When I ask directly why Mark thinks the woodshop closed, his voice is solemn but his answer’s tongue-in-cheek: “It was Youtube.” Students can put on a woodworking video and get the satisfaction of watching someone make something without the trouble of actually doing it themselves. Maybe so.
But it’d be impossible to pin down exactly why the woodshop closed; there are so many plausible reasons. Saws are dangerous, students are busy, and instant gratification really is nice! By and large the digital age has set traditional woodworking on uncertain footing, not to mention that Saturday Morning Woodshop Hobbyist is hardly prime resumé material. And this story isn’t new: the woodshop’s popularity had been waning for years before covid—some Saturday mornings in 2019 it was just Mark, my friend and I. Teru, who was in the shop during the late 90s, was just amazed the Berkeley woodshop lasted as long as it did.
The story of the Berkeley woodshop now resembles many of the projects that began there. A half-turned wooden cup, a chess set missing everything but pawns, two table legs abandoned on a shelf. We set down our tools and things remain incomplete, leaving behind ghostly traces. Or specks of sawdust.

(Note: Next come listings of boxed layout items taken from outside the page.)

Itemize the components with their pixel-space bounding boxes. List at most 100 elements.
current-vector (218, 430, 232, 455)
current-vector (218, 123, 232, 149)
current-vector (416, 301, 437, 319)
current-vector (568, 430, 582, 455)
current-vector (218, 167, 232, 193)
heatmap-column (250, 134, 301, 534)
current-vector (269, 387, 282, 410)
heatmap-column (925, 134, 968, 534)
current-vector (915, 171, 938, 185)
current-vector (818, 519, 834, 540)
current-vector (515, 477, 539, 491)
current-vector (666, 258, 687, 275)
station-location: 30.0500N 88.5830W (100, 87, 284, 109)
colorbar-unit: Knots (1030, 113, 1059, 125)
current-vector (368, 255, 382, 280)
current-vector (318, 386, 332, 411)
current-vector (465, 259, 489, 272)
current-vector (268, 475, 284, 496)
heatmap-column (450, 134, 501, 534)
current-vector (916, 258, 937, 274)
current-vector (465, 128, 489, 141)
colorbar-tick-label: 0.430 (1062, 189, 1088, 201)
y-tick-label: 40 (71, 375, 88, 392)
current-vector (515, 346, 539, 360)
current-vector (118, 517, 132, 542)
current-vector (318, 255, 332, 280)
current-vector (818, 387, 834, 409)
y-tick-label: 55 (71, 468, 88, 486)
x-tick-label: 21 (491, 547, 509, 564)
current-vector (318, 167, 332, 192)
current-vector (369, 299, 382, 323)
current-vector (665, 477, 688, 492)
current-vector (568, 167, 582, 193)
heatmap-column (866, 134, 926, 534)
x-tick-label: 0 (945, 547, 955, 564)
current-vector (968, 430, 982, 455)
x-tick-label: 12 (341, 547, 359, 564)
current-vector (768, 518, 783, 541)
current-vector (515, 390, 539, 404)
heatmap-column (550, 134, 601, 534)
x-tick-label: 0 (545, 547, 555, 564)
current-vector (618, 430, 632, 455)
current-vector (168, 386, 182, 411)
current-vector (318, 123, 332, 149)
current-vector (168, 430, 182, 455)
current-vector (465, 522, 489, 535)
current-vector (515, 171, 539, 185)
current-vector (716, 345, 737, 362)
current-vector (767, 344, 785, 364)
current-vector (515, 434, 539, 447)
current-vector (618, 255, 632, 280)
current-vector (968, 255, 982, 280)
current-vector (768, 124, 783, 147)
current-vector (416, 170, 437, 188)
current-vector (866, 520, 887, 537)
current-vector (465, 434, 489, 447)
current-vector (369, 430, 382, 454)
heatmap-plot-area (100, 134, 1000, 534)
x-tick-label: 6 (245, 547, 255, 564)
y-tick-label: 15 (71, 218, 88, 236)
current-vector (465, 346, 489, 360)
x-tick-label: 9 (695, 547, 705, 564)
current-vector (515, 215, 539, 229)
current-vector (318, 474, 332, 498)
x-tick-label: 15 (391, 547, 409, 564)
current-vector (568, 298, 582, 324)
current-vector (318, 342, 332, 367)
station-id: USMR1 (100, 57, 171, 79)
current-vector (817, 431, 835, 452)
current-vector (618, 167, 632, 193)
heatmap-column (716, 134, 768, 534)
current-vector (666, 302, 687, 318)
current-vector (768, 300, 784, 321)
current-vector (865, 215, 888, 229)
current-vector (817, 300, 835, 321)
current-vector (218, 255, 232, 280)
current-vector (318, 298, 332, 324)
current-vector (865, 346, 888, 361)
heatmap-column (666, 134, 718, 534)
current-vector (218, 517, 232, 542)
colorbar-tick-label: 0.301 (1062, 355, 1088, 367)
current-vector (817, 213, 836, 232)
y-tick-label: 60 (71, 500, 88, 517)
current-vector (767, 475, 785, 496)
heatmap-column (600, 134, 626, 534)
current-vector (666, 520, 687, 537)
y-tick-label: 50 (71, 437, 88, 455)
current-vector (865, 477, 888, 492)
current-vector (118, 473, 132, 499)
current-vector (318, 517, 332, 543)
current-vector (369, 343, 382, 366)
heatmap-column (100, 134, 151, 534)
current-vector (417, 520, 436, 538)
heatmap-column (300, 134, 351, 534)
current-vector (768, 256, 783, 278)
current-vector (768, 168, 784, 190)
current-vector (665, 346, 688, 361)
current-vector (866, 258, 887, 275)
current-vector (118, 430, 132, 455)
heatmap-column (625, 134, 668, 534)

Yet it doesn’t all disappear: people got more from the shop than simply the satisfaction of making something with their hands. One woodshop alum, now a plastic surgeon, left Yale with both a rock maple trestle-style coffee table and one of Mark’s adages: If you don’t have time to do it right, you don’t have time to do it twice. Another told me that whenever he sees a ginkgo tree or tries to touch his toes, he thinks of Mark and the woodshop. He and his wife still use a mahogany salad bowl that Mark turned for them as a wedding gift nearly every day.
The woodshop was an imperfect space. It was loud, the students often inefficient, and when Mark describes himself he often favors “grumpy old man.” But something special wove all of this together, something that now lives in the past. This isn’t meant in a let’s-try-to-revive-it way. Some things can’t be brought back and that’s okay. Instead, I’m remembering a phrase my ceramics teacher said sometimes when she sold or accidentally broke her pottery: hold on tightly, let go lightly.
I imagine Mark driving south down I-91, as the 8 a.m. sun peeks through autumn foliage, or wintry snow-laden branches, or the fresh leaves in spring; this, nearly every Saturday of every semester for 30 years. I imagine a student finally turning a bowl that doesn’t crack, someone laughing from the adrenaline of cutting a board on the table-saw, a student taking the first seat on a lacquered chair they’ve been working on all semester. I imagine Mark smiling with them.
On the phone, Mark told me that on every job—whether building a kitchen or restoring a dresser—you always end up bleeding a little. For most of his career he’d wipe this inevitable bit of blood off. These days, he leaves it on, sealing it over with a layer of Shellac. “It’s like saying I was there.”
When I returned to campus in 2021, the table I’d made in the woodshop was gone. Maybe it’s my fault for leaving it in the Silliman art room, but in any case, it’s gone, and it’s alright. Sometimes I show people pictures, saying maybe one day it’ll show up. And sometimes, I call Mark and remember the woodshop.